The bottom line: Acceptance without stopping to push forward. Love and kindness of others.
Schröckhof Alm, Austria
Before this summer, I had never left my hometown for an extended period of time. I had travelled, but never really got to learn what life was truly like outside of my 7,000 person home. I've been living in Yellowstone for four months now, and it has been life changing. I have learned more about the world, others, and myself - more than I could've in my place of comfort in Virginia. Travel much, discover yourself, and explore as much as you can. I promise the risk will be worth it.
From Strasburg, VA
written in Yellowstone, WY, USA
I woke up to all darkness and that's a luxury after the sun is up. So is sleeping without any socks on, I've learned. Simple pleasures. I also woke up to a text that read "you're going to love this..." and I love being thought of in this way. Mind you, it was sent at 2am my time which is 3am their time. I'm still waiting for them to wake up and tell me what 'I'm going to love. Yet, I am starting to tell myself what I love every day. I'm not waiting, my day has started and I know it will be nearly perfect like every other day. (Or what has been these past 25 days.) I love the quote:
"I promise you, if you look for everything beautiful in this world, you will eventually become it." - ???

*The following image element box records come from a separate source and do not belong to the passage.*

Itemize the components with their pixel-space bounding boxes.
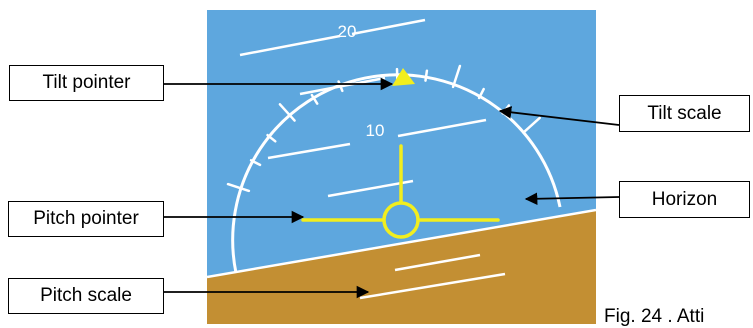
horizon-label: Horizon: [619, 181, 750, 218]
attitude-display: 20 10: [207, 10, 596, 324]
tilt-tick: [426, 71, 427, 81]
figure-caption: Fig. 24 . Atti: [604, 306, 704, 328]
tilt-pointer-label: Tilt pointer: [9, 65, 164, 101]
pitch-label-10: 10: [366, 121, 385, 140]
tilt-scale-label: Tilt scale: [619, 95, 750, 132]
pitch-label-20: 20: [338, 22, 357, 41]
pitch-pointer-label: Pitch pointer: [8, 201, 164, 237]
pitch-scale-label: Pitch scale: [8, 278, 164, 314]
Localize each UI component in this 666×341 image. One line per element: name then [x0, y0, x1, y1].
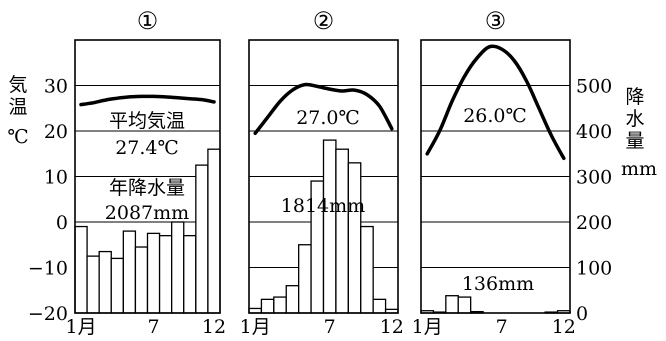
panel-number-label: ② [313, 7, 335, 35]
precipitation-axis-label: 降 水 量 [623, 86, 647, 152]
precipitation-bar [134, 246, 149, 314]
temperature-axis-ticks: 30 20 10 0 −10 −20 [28, 76, 68, 326]
temperature-line [79, 94, 216, 107]
month-tick-label: 12 [552, 316, 576, 338]
precipitation-tick-label: 300 [576, 167, 612, 189]
precipitation-bar [74, 225, 88, 314]
precipitation-bar [207, 148, 221, 314]
precipitation-label-char-3: 量 [625, 130, 645, 152]
temperature-tick-label: 30 [44, 76, 68, 98]
precipitation-bar [98, 250, 112, 314]
chart-annotation: 平均気温 [109, 110, 185, 132]
temperature-line [425, 44, 566, 161]
precipitation-bar [347, 162, 362, 314]
temperature-line [253, 82, 394, 136]
precipitation-bar [445, 295, 459, 314]
precipitation-bar [457, 296, 472, 314]
month-tick-label: 1月 [65, 316, 96, 338]
precipitation-label-char-1: 降 [625, 86, 645, 108]
precipitation-bar [171, 221, 185, 314]
precipitation-bar [183, 234, 197, 314]
temperature-tick-label: −20 [28, 303, 68, 325]
precipitation-bar [122, 230, 137, 314]
panel-frame [248, 39, 399, 314]
month-tick-label: 1月 [412, 316, 443, 338]
precipitation-bar [285, 285, 300, 314]
precipitation-tick-label: 400 [576, 121, 612, 143]
temperature-tick-label: 10 [44, 167, 68, 189]
precipitation-bar [110, 257, 124, 314]
panel-frame [74, 39, 221, 314]
climate-panel-1: ① 1月 7 12 平均気温 27.4℃ 年降水量 2087mm [65, 7, 226, 338]
chart-annotation: 2087mm [105, 202, 189, 224]
temperature-label-char-3: ℃ [7, 126, 29, 148]
precipitation-tick-label: 500 [576, 76, 612, 98]
precipitation-bar [360, 225, 374, 314]
month-tick-label: 1月 [240, 316, 271, 338]
temperature-label-char-1: 気 [8, 74, 28, 96]
month-tick-label: 7 [496, 316, 508, 338]
temperature-tick-label: 0 [56, 212, 68, 234]
temperature-label-char-2: 温 [8, 96, 28, 118]
precipitation-bar [158, 234, 173, 314]
precipitation-tick-label: 100 [576, 258, 612, 280]
panel-number-label: ③ [485, 7, 507, 35]
chart-annotation: 年降水量 [109, 177, 185, 199]
chart-annotation: 27.4℃ [115, 137, 179, 159]
precipitation-axis-ticks: 500 400 300 200 100 0 [576, 76, 612, 326]
chart-annotation: 27.0℃ [296, 107, 360, 129]
month-tick-label: 12 [202, 316, 226, 338]
month-tick-label: 7 [147, 316, 159, 338]
precipitation-bar [322, 139, 337, 314]
temperature-tick-label: −10 [28, 258, 68, 280]
precipitation-bar [260, 298, 275, 314]
precipitation-unit: mm [621, 158, 658, 180]
precipitation-bar [335, 148, 349, 314]
precipitation-label-char-2: 水 [625, 108, 645, 130]
temperature-tick-label: 20 [44, 121, 68, 143]
precipitation-bar [195, 164, 209, 314]
precipitation-bar [372, 298, 387, 314]
panel-frame [420, 39, 571, 314]
precipitation-bar [86, 255, 100, 314]
precipitation-tick-label: 0 [576, 303, 588, 325]
temperature-axis-label: 気 温 ℃ [6, 74, 30, 148]
climate-panel-2: ② 1月 7 12 27.0℃ 1814mm [240, 7, 404, 338]
chart-annotation: 26.0℃ [463, 105, 527, 127]
month-tick-label: 7 [324, 316, 336, 338]
month-tick-label: 12 [380, 316, 404, 338]
precipitation-bar [146, 232, 161, 314]
panel-number-label: ① [137, 7, 159, 35]
climate-panel-3: ③ 1月 7 12 26.0℃ 136mm [412, 7, 576, 338]
precipitation-bar [273, 296, 287, 314]
precipitation-tick-label: 200 [576, 212, 612, 234]
chart-annotation: 1814mm [281, 195, 365, 217]
chart-annotation: 136mm [462, 273, 534, 295]
precipitation-bar [298, 244, 312, 314]
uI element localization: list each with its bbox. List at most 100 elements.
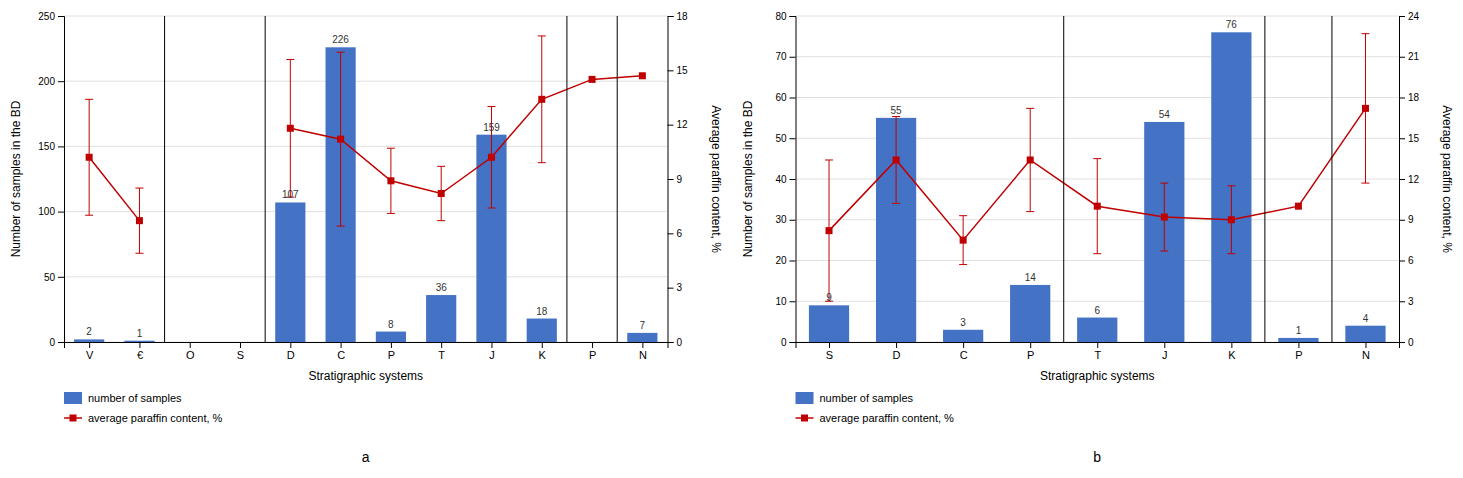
tick: 18 bbox=[668, 11, 689, 22]
bar bbox=[74, 339, 104, 342]
tick: 50 bbox=[44, 272, 64, 283]
data-label: 4 bbox=[1363, 313, 1369, 324]
error-cap bbox=[85, 99, 93, 100]
separator bbox=[1264, 16, 1265, 342]
y2-axis-title: Average paraffin content, % bbox=[1440, 105, 1454, 253]
tick-label: P bbox=[1027, 349, 1034, 361]
tick: 0 bbox=[49, 337, 64, 348]
tick: K bbox=[539, 342, 547, 361]
bar bbox=[1211, 32, 1251, 342]
error-cap bbox=[1093, 253, 1101, 254]
legend: number of samplesaverage paraffin conten… bbox=[796, 392, 955, 424]
tick: 150 bbox=[38, 141, 64, 152]
tick: € bbox=[137, 342, 143, 361]
tick-mark bbox=[341, 342, 342, 348]
error-cap bbox=[135, 188, 143, 189]
tick: 10 bbox=[775, 296, 795, 307]
error-cap bbox=[959, 264, 967, 265]
error-cap bbox=[1227, 253, 1235, 254]
legend-marker bbox=[70, 415, 77, 422]
separator bbox=[566, 16, 567, 342]
tick: 200 bbox=[38, 76, 64, 87]
data-labels: 21107226836159187 bbox=[86, 34, 645, 338]
error-cap bbox=[387, 148, 395, 149]
subtitle: b bbox=[1093, 449, 1101, 465]
error-cap bbox=[538, 162, 546, 163]
tick-mark bbox=[668, 16, 674, 17]
marker bbox=[337, 136, 344, 143]
axis-line bbox=[58, 17, 65, 343]
tick-mark bbox=[139, 342, 140, 348]
tick-label: 40 bbox=[775, 174, 787, 185]
tick-label: 150 bbox=[38, 141, 55, 152]
marker bbox=[287, 125, 294, 132]
error-cap bbox=[337, 226, 345, 227]
separator bbox=[1331, 16, 1332, 342]
tick-label: 3 bbox=[677, 282, 683, 293]
tick: 250 bbox=[38, 11, 64, 22]
error-cap bbox=[1093, 158, 1101, 159]
panel: 21107226836159187V€OSDCPTJKPN05010015020… bbox=[9, 11, 723, 465]
error-cap bbox=[286, 59, 294, 60]
tick-label: 0 bbox=[677, 337, 683, 348]
grid-line bbox=[796, 56, 1400, 57]
tick: P bbox=[388, 342, 395, 361]
tick: 60 bbox=[775, 92, 795, 103]
marker bbox=[438, 190, 445, 197]
tick-label: 10 bbox=[775, 296, 787, 307]
bar bbox=[1144, 122, 1184, 342]
axis-line bbox=[1400, 17, 1406, 343]
marker bbox=[86, 154, 93, 161]
data-label: 76 bbox=[1226, 19, 1238, 30]
bar bbox=[809, 305, 849, 342]
tick-mark bbox=[1399, 138, 1405, 139]
separator bbox=[265, 16, 266, 342]
tick: 9 bbox=[668, 174, 683, 185]
tick-label: N bbox=[639, 349, 647, 361]
marker bbox=[1295, 203, 1302, 210]
y2-axis: 03691215182124 bbox=[1399, 11, 1420, 348]
data-label: 54 bbox=[1159, 109, 1171, 120]
error-bars bbox=[85, 36, 546, 253]
tick: T bbox=[438, 342, 445, 361]
tick-label: O bbox=[186, 349, 195, 361]
tick: P bbox=[589, 342, 596, 361]
tick-label: 0 bbox=[781, 337, 787, 348]
tick-label: 21 bbox=[1408, 51, 1420, 62]
x-axis: V€OSDCPTJKPN bbox=[65, 342, 669, 361]
axis-line bbox=[668, 17, 674, 343]
tick-label: D bbox=[287, 349, 295, 361]
tick-mark bbox=[290, 342, 291, 348]
separator bbox=[617, 16, 618, 342]
tick: 15 bbox=[668, 65, 689, 76]
bar bbox=[426, 295, 456, 342]
bar bbox=[376, 332, 406, 342]
marker bbox=[1161, 214, 1168, 221]
legend-marker bbox=[801, 415, 808, 422]
tick-mark bbox=[89, 342, 90, 348]
tick-mark bbox=[963, 342, 964, 348]
marker bbox=[639, 72, 646, 79]
chart-root: 21107226836159187V€OSDCPTJKPN05010015020… bbox=[0, 0, 1463, 478]
tick-mark bbox=[790, 98, 796, 99]
data-label: 107 bbox=[282, 189, 299, 200]
line bbox=[89, 76, 642, 221]
marker bbox=[960, 237, 967, 244]
bar bbox=[943, 330, 983, 342]
markers bbox=[86, 72, 646, 224]
error-cap bbox=[1026, 108, 1034, 109]
tick-label: 250 bbox=[38, 11, 55, 22]
tick-label: 0 bbox=[49, 337, 55, 348]
bars bbox=[809, 32, 1386, 342]
tick: 12 bbox=[1399, 174, 1420, 185]
bar bbox=[1278, 338, 1318, 342]
data-label: 7 bbox=[640, 320, 646, 331]
legend-item: number of samples bbox=[796, 392, 914, 404]
tick-mark bbox=[441, 342, 442, 348]
tick-label: 70 bbox=[775, 51, 787, 62]
tick-mark bbox=[1399, 57, 1405, 58]
tick-label: P bbox=[1295, 349, 1302, 361]
tick: 18 bbox=[1399, 92, 1420, 103]
error-cap bbox=[825, 159, 833, 160]
tick-mark bbox=[896, 342, 897, 348]
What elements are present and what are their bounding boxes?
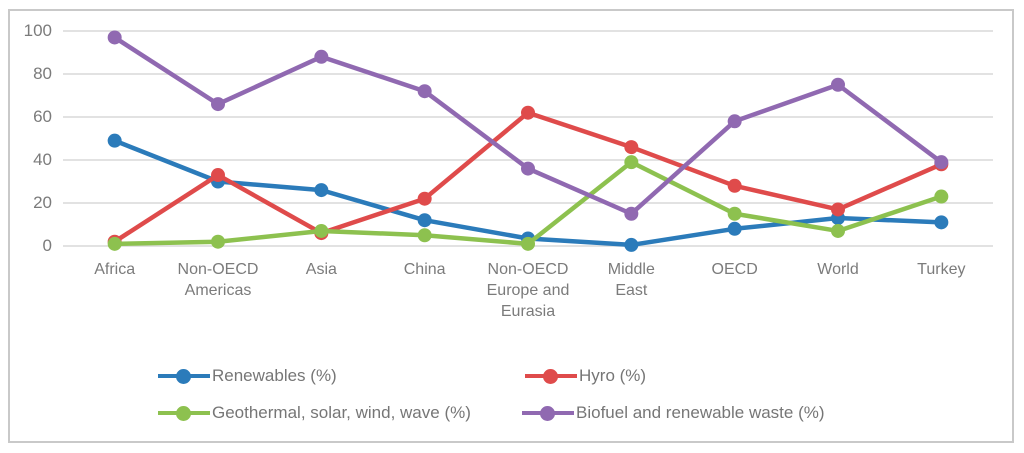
data-point-biofuel-and-renewable-waste-turkey [934,155,949,170]
data-point-renewables-china [417,213,432,228]
category-label-oecd: OECD [711,261,758,278]
legend-marker-renewables [158,368,210,385]
category-label-turkey: Turkey [917,261,966,278]
data-point-hyro-world [831,202,845,217]
data-point-renewables-africa [107,133,122,148]
category-label-china: China [403,261,446,278]
category-label-non-oecd-europe-and-eurasia: Non-OECD Europe and Eurasia [486,261,570,320]
data-point-hyro-oecd [727,178,742,193]
category-label-middle-east: Middle East [607,261,655,299]
data-point-renewables-turkey [934,215,949,230]
data-point-geothermal-solar-wind-wave-africa [107,236,122,251]
data-point-geothermal-solar-wind-wave-turkey [934,189,949,204]
category-label-asia: Asia [305,261,337,278]
legend-label-renewables: Renewables (%) [212,366,337,385]
y-tick-label-0: 0 [42,236,52,255]
legend-label-geothermal-solar-wind-wave: Geothermal, solar, wind, wave (%) [212,403,471,422]
y-tick-label-100: 100 [23,21,52,40]
legend-marker-hyro [525,368,577,385]
data-point-biofuel-and-renewable-waste-asia [314,49,329,64]
category-label-non-oecd-americas: Non-OECD Americas [177,261,259,299]
data-point-hyro-china [417,191,432,206]
data-point-geothermal-solar-wind-wave-world [831,223,845,238]
y-tick-label-40: 40 [33,150,52,169]
data-point-biofuel-and-renewable-waste-africa [107,30,122,45]
data-point-geothermal-solar-wind-wave-china [417,228,432,243]
legend-item-hyro: Hyro (%) [525,365,646,387]
y-tick-label-20: 20 [33,193,52,212]
data-point-renewables-asia [314,183,329,198]
data-point-biofuel-and-renewable-waste-non-oecd-americas [211,97,225,112]
legend-label-hyro: Hyro (%) [579,366,647,385]
data-point-hyro-non-oecd-europe-and-eurasia [521,105,535,120]
legend-item-renewables: Renewables (%) [158,365,337,387]
data-point-geothermal-solar-wind-wave-middle-east [624,155,639,170]
category-label-world: World [817,261,859,278]
data-point-geothermal-solar-wind-wave-asia [314,223,329,238]
data-point-biofuel-and-renewable-waste-china [417,84,432,99]
legend-item-geothermal-solar-wind-wave: Geothermal, solar, wind, wave (%) [158,402,471,424]
y-tick-label-80: 80 [33,64,52,83]
data-point-biofuel-and-renewable-waste-world [831,77,845,92]
y-tick-label-60: 60 [33,107,52,126]
legend-marker-biofuel-and-renewable-waste [522,405,574,422]
data-point-biofuel-and-renewable-waste-middle-east [624,206,639,221]
data-point-geothermal-solar-wind-wave-non-oecd-americas [211,234,225,249]
data-point-biofuel-and-renewable-waste-oecd [727,114,742,129]
data-point-biofuel-and-renewable-waste-non-oecd-europe-and-eurasia [521,161,535,176]
data-point-geothermal-solar-wind-wave-oecd [727,206,742,221]
legend-label-biofuel-and-renewable-waste: Biofuel and renewable waste (%) [576,403,825,422]
data-point-geothermal-solar-wind-wave-non-oecd-europe-and-eurasia [521,236,535,251]
category-label-africa: Africa [94,261,136,278]
data-point-hyro-non-oecd-americas [211,168,225,183]
data-point-renewables-oecd [727,221,742,236]
legend-marker-geothermal-solar-wind-wave [158,405,210,422]
legend-item-biofuel-and-renewable-waste: Biofuel and renewable waste (%) [522,402,825,424]
data-point-renewables-middle-east [624,237,639,252]
data-point-hyro-middle-east [624,140,639,155]
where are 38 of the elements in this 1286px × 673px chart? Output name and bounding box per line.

And now I'm living it to the fullest. Like my first word had been "wow" and I can't stop using it. It doesn't lose its weight. Awesome can be overdone. Pretty. Beautiful. Lovely. But wow? That's involuntary. To see the wonders of this world. To be the wonder of this world.
Wow.
Be blessed.
From Austin, TX
Anaconda, MT, USA
As I sit here and write - day, approaching night, content & dazzled as sky brings light... be sure... be strong... be firm... & more along, You are a wonder of wonders this day. You are greatness inspired by play... Together we bring as the space & time sing... We all are here for each and every day. So make yourself known, to the one you see today. Whether by greeting, blessing, gifting or play. They will appreciate you. As I, forever, do. Keep warmth alive... & with one another, we thrive.